A new study found that male academics are 56% more likely than females to cite themselves in their work.


Researchers went all the way back to 1779 to analyze citations in more than 1.5 million papers. Self-citation is common, and nearly 10% of all citations were authors mentioning their own work. But men were far more likely to toot their own horn — and they’re doing it more and more.

“In the last two decades of our data, men self-cite 70% more than women,” the researchers wrote. “Women are also more than 10 percentage points more likely than men to not cite their own previous work at all.”

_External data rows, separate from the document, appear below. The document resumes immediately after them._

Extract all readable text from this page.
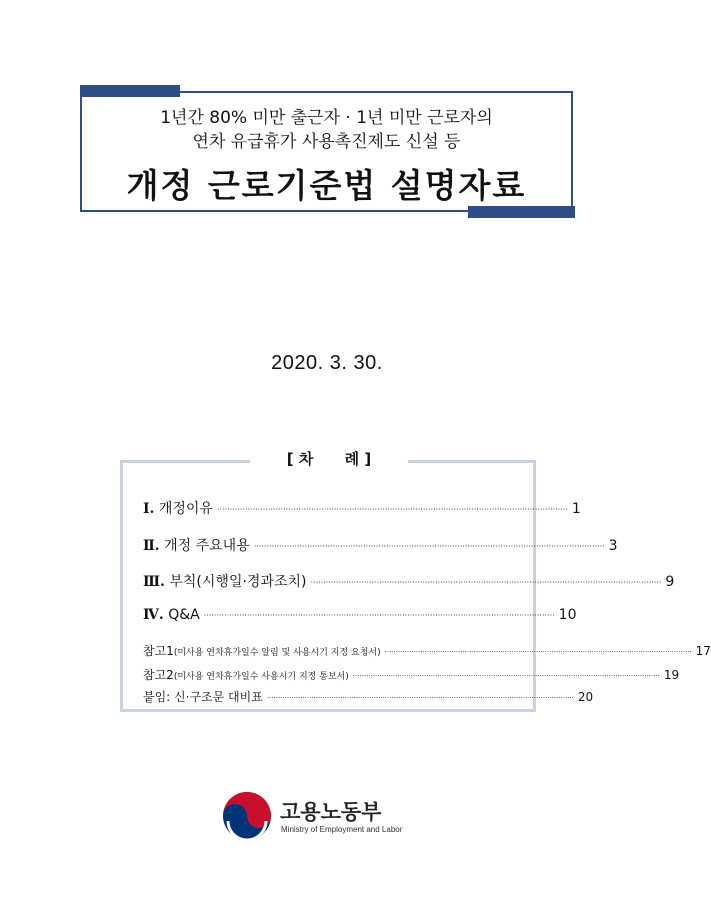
1년간 80% 미만 출근자 · 1년 미만 근로자의
연차 유급휴가 사용촉진제도 신설 등
개정 근로기준법 설명자료
2020. 3. 30.
[ 차      례 ]
Ⅰ. 개정이유 ·········································································································································· 1
Ⅱ. 개정 주요내용 ·········································································································································· 3
Ⅲ. 부칙(시행일·경과조치) ·········································································································································· 9
Ⅳ. Q&A ·········································································································································· 10
참고1(미사용 연차휴가일수 알림 및 사용시기 지정 요청서) ·········································································································································· 17
참고2(미사용 연차휴가일수 사용시기 지정 통보서) ·········································································································································· 19
붙임: 신·구조문 대비표 ·········································································································································· 20
고용노동부
Ministry of Employment and Labor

This is a big deal, because the more often you are cited, the more prestigious you become in your field. Citing yourself lures more citations from others. And these citation counts translate into higher pay, tenure and better positions at universities. One unnamed bro-it-all's work noted in the report has received more than 7,000 citations, according to the Washington Post, and more than a fifth of them came from himself! Talk about working the system.
The authors suggest men self-promote more because studies have shown they have a higher opinion of themselves and their abilities than women do, and they also tend to publish more and earlier in their careers.

Women — it’s time to lean in and reference yourselves! Rack up footnotes and citations. This self-citation gender gap was seen across every major academic field, including biology, sociology, philosophy and law. It has likely contributed to women representing less than 25% of university faculty in science and engineering departments, even though they’ve earned at least half of all bachelor’s degrees in these fields.